As they struggle to secure investment to aid post-Covid recovery, African governments are facing the spectre of a debt crisis that threatens to become as big as that of the 1980s.
This crisis can only be resolved with a more stable and liquid market in African government bonds, argue Daniel Cohen, the chair of Finance for Development Lab (FDL), and Ibrahim Elbadawi, the managing director of the Economic Research Forum, in a recent in a recent policy brief.
The authors propose that such a market can be achieved by combining specific tools under a regional African financial arrangement that would be known as the African Stability and Liquidity Mechanism (ASLM).
Unprecedented challenges
The world currently faces the biggest set of economic challenges since the 2007-08 financial crisis.
Global supply chains continue to experience severe dislocation as a result of the Covid-19 pandemic and associated lockdown restrictions. This created inflationary pressures even prior to the Russian invasion of Ukraine, but the war has restricted the supply of basic foodstuffs, including wheat and vegetable oil from Black Sea exporters, driving up food prices in the process.

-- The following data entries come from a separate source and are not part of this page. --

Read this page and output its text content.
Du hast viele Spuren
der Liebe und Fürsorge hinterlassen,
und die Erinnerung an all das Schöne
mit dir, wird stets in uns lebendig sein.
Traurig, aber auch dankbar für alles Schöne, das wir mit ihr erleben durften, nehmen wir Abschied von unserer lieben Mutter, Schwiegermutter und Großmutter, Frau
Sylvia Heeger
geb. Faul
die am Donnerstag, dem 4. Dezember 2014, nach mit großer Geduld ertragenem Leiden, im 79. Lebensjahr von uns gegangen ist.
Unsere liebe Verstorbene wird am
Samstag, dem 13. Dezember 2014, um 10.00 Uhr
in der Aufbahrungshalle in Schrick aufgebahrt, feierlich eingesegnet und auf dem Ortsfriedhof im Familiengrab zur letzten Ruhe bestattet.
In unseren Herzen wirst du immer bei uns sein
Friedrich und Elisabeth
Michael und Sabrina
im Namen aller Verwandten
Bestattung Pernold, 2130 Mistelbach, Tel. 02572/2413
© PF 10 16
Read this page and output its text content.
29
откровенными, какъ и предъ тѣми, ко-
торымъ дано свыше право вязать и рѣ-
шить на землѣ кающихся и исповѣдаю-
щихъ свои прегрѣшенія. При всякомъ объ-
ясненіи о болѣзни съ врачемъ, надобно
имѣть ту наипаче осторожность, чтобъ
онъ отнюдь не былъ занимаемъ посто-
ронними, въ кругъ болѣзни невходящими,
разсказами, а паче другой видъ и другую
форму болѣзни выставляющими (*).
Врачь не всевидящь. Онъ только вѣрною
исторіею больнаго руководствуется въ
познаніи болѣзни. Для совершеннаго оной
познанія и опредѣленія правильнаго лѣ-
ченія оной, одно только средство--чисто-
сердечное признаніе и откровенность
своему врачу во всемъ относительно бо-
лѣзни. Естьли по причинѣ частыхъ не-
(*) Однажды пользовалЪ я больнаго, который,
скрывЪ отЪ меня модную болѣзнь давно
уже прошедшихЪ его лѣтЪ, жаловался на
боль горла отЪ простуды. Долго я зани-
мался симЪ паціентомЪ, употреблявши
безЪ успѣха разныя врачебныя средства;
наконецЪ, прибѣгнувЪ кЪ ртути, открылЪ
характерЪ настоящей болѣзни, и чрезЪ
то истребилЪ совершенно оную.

At the same time, international efforts to deter Russian aggression, coupled with Moscow’s response to them, has led to a spike in oil and gas prices.
This is making it more difficult for African governments to secure investment in post-pandemic recovery, in much needed infrastructure, and in climate change mitigation as part of sustainable development. Beijing had been a key source of finance for infrastructural projects but the Chinese government had severely slashed funding for such investment streams in the years running up to the pandemic.
Partly because of plentiful Chinese lending – much of it for badly needed projects – the sovereign debt of many African governments has built up in recent years, but they now face much higher servicing costs and greater difficulty in securing new lending.